Monday, April 5, 2010

Alice on Ivory

When you visit our museum website (www.minermuseum.org) the first image you see is a lovely painted portrait of Alice T. Miner welcoming you to the site. The original, on loan from Miner Institute, sits on a table in the Parlor here at the museum, and it is truly a lovely image. The portrait was done on ivory by Mira Edgerly Korzybski, a well-known woman artist in her day. Miniature painted portraiture had fallen off in popularity with the rise of photography, but the genre was making a come-back with artists who appreciated the works they were still seeing in Europe.

Alice T. Miner painted portrait by Mira Edgerly, ca. 1915

A largely self-taught artist, Mira Edgerly was born in Illinois in 1879, but grew up in Michigan where her father was an inventor and the director of the Michigan Central Railroad. Her fascination with drawing started when she was quite young, and as a teen she was sent to Europe to study art in England and Paris. Mira later studied at the Art Institute in San Francisco where she met and posed for her friend, photographer Arnold Genthe. John Singer Sargent urged her to pursue her love of portraiture by painting on ivory.

Mira Edgerly Burt (Mr. Burt was her first husband) portrait by Arnold Genthe

Mira Edgerly eventually took the medium one step further by painting on larger pieces of ivory, such as the 4.5"x 10" portrait of our founder, Alice T. Miner. Mira chose more translucent pieces of ivory to give greater luminescence to her colors, ordering the large pieces from London. Her skills were in demand around the world and she painted portraits of socialites, statesman and the upper echelons of American and European society in New York, London, Paris, San Francisco, Chicago, and Latin America.
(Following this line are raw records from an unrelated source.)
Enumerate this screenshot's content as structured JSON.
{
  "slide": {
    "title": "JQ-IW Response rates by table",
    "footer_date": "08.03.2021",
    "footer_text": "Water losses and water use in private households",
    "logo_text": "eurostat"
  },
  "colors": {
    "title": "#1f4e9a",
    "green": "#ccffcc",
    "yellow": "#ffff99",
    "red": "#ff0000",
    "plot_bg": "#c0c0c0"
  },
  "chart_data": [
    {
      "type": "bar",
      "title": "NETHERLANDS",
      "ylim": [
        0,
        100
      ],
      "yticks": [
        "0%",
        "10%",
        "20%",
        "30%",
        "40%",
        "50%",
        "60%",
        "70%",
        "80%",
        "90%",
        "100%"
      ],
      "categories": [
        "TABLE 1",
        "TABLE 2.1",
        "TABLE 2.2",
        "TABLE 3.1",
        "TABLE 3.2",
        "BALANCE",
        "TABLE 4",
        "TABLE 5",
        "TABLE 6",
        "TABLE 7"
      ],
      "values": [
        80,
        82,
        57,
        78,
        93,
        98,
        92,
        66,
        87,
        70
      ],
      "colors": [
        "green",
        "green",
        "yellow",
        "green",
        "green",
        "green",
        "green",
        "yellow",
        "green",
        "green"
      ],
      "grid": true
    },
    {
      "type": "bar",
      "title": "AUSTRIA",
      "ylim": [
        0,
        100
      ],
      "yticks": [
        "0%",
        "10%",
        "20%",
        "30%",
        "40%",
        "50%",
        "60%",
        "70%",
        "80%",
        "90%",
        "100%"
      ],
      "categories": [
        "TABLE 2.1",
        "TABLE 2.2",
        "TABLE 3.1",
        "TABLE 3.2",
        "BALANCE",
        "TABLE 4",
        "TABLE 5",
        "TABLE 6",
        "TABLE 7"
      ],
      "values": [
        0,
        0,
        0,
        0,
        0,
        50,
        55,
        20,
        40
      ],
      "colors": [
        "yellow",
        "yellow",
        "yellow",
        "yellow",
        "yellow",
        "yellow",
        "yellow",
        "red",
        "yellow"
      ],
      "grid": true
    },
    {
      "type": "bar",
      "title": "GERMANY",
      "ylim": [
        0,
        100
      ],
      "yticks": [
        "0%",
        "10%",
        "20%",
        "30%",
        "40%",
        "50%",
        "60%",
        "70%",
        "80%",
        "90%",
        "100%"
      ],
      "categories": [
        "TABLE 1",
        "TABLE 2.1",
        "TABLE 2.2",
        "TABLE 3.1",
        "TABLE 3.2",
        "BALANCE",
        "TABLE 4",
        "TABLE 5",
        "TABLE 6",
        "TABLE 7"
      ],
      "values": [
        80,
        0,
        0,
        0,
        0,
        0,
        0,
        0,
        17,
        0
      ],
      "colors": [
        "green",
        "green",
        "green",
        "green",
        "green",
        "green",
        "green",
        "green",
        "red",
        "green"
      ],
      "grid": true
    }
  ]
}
In 1919 Mira Edgerly married her second husband Alfred Korzybski, a Polish-American philosopher and scientist best known for developing the theory of General Semantics. She led an extremely interesting life! She worked to forward the career of Gertrude Stein, and painted a portrait of Princess Patricia, a grand daughter of Queen Victoria, while in Ottawa. Mira Edgerly is mentioned in the autobiography of Alice B. Toklas in 1933, "Mildred Aldrich once brought a very extraordinary person Myra Edgerly. I remembered very well that when I was quite young and went to a fancy-dress ball, a Mardi Gras ball in San Francisco, I saw a very tall and very beautiful and very brilliant woman there. This was Myra Edgerly young. Genthe, the well known photographer did endless photographs of her, mostly with a cat. She had come to London as a miniaturist and she had one of those phenomenal successes that Americans do have in Europe. She had miniatured everybody, and the royal family, and she had maintained her earnest gay careless outspoken San Francisco way through it all."

An independent and strong character seemed to sustain her and help further her career as well as those of her friends. Today, however, there is not much known about Ms. Korzybski. Her work can be found at The Art Institute in Chicago, and there is a large collection of her personal papers, letters, journals and photographs, along with forty of her ivory portraits at Columbia University in New York City. But if you are in northern New York, you need only travel to The Alice to see an amazing example of her work!

1 comment:

  1. Fascinating post, but be careful, Alice B. Toklas did not write THE AUTOBIOGRAPHY OF ALICE B. TOKLAS, Gertrude Stein did.